Beneath these reflective detours, narrative tension is sustained through several sub-plots, such as Michael’s fragile romance with the enigmatic Catherine, the rebuilding of his relationship with Leo, the question of Anna’s father’s identity and the fate of the fearsome younger Anna during her terrible war years in Europe. It doesn’t hurt, either, that Hughes’ language is utterly beguiling, with imagery both delicate and disturbing gracing each page in phrases such as ‘the quiet molecular roar of myriad branches fretting’ (102), or ‘clouds like a cloak drawn over a corpse’ (173). Further, Hughes’ observations on human nature, as revealed through his characters, are acerbic, insightful, often downright alarming or depressing and always food for thought. Describing his diminished mother, Michael says:

So it is: the mother becomes child to the son, a baby even, who once again must have its nappies changed and its mouth filled from the hand of another and its crying shushed and assuaged, but a baby now not unconscious of this need and so, so full of shame it burns, but not enough to incinerate, and so must ask for help to bring it to an end. (172)
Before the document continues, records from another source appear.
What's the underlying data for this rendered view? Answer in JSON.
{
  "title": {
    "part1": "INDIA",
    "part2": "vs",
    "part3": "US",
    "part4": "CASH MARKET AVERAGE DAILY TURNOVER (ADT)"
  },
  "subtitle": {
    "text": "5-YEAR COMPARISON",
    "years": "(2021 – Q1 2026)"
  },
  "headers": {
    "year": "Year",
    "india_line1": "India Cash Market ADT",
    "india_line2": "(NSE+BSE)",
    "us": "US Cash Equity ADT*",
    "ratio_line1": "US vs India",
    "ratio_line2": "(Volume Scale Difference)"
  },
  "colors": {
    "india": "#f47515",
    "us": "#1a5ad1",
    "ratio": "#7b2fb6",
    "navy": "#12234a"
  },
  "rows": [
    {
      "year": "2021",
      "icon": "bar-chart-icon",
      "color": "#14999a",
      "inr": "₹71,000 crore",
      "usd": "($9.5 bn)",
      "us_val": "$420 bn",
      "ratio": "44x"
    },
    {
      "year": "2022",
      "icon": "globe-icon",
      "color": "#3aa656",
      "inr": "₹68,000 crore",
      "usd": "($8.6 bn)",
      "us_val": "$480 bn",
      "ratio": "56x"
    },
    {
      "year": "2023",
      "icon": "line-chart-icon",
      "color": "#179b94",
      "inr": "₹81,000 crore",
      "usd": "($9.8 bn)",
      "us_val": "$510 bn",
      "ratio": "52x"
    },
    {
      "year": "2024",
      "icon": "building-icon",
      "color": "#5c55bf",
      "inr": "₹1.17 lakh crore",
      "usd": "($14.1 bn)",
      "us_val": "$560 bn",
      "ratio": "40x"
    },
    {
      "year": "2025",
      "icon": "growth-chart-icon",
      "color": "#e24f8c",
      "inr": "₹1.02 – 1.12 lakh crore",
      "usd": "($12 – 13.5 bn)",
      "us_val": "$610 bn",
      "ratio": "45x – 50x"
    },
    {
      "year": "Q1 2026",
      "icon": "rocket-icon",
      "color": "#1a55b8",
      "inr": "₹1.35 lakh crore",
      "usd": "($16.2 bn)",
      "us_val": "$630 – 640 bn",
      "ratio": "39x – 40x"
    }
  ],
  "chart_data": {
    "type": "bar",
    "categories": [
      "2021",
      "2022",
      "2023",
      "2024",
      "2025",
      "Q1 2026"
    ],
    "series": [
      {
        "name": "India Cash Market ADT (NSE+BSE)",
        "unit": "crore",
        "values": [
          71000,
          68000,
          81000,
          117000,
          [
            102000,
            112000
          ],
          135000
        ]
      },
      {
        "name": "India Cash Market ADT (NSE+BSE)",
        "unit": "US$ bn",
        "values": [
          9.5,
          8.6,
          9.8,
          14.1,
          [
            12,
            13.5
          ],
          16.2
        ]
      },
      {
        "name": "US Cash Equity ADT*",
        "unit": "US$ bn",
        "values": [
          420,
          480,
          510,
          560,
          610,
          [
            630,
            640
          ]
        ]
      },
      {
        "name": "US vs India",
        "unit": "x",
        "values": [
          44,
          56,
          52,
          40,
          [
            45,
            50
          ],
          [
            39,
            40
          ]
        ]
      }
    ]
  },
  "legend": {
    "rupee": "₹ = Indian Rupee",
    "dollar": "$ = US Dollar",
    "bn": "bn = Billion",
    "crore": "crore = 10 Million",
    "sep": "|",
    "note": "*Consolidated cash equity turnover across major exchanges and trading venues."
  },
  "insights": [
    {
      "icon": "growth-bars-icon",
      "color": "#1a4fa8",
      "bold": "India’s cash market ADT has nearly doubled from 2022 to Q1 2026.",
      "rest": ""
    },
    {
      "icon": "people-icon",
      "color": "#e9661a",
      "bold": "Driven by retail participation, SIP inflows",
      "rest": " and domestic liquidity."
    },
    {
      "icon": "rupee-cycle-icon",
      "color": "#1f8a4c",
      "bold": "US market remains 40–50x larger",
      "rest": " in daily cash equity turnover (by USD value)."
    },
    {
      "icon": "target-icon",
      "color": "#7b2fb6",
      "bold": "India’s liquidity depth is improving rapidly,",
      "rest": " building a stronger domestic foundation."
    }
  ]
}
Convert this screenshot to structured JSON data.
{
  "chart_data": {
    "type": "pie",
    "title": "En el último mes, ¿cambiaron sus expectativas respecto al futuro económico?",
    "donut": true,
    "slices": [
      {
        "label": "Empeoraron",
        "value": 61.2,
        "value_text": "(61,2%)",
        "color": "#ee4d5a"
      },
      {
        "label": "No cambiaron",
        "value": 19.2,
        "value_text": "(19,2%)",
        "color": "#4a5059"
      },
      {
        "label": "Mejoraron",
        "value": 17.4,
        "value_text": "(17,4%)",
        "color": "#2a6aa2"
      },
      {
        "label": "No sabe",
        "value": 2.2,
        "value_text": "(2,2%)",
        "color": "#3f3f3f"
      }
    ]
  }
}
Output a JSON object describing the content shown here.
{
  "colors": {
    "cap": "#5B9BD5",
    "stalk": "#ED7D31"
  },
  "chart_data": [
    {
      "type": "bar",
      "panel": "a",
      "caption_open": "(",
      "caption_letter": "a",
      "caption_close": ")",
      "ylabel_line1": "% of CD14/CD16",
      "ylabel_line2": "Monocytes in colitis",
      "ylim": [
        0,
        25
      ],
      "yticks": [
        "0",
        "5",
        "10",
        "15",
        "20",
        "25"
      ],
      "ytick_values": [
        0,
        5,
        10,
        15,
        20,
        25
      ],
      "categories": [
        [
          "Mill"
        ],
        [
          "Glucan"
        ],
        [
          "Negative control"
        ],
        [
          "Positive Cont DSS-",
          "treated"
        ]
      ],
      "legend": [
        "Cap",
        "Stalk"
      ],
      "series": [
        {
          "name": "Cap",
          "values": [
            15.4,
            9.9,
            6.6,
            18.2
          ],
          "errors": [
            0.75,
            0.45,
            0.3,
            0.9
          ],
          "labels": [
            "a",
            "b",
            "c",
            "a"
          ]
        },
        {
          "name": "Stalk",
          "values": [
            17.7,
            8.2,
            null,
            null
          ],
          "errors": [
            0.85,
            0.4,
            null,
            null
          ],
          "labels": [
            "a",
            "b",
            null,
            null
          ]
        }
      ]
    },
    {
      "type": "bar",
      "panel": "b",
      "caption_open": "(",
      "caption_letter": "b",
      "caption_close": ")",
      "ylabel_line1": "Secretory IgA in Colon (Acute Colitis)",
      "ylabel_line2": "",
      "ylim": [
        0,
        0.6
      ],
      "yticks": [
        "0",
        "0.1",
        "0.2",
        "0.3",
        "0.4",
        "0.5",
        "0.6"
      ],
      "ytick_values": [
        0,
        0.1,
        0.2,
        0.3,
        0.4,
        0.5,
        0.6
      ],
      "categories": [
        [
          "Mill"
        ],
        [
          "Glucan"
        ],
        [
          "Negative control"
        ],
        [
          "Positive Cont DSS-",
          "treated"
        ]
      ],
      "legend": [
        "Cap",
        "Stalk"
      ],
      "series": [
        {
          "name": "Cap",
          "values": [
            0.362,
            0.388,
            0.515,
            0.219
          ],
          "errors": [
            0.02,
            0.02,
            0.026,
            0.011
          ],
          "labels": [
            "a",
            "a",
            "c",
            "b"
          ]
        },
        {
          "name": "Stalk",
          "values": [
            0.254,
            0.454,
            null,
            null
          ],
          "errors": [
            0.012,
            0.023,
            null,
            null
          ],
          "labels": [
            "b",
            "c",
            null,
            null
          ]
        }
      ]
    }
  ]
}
Thus, Michael makes his bargain with his mother. In exchange for finding her, he promises to help her die. It is a promise—whether fulfilled or not—that has him delving into the meaning of love, language and memory, and the novel itself will have readers doing the same.


Works Cited

Hughes, John. ‘Memory and Home’ [Keynote Address presented at the Perth Day of Ideas, Institute of Advanced Studies, The University of Western Australia in September 2006]. Manning Clark House Inc. http://www.manningclark.org.au/newsletter/nl28_hughes.html. Sourced via the Wayback Machine at: https://web.archive.org/web/20070630141138/http:/www.manningclark.org.au/newsletter/nl28_hughes.html.

‘Weekend Arts, Saturday 2 March 2013’. Weekend Arts.ABC, Saturday 2 March 2013. Sourced at: https://www.abc.net.au/radionational/programs/archived/weekendarts/john-hughes/4548344.


Jen Banyard is the author of four novels for young readers (published by Fremantle Press) and numerous stories. She has a PhD in creative writing from the University of Western Australia.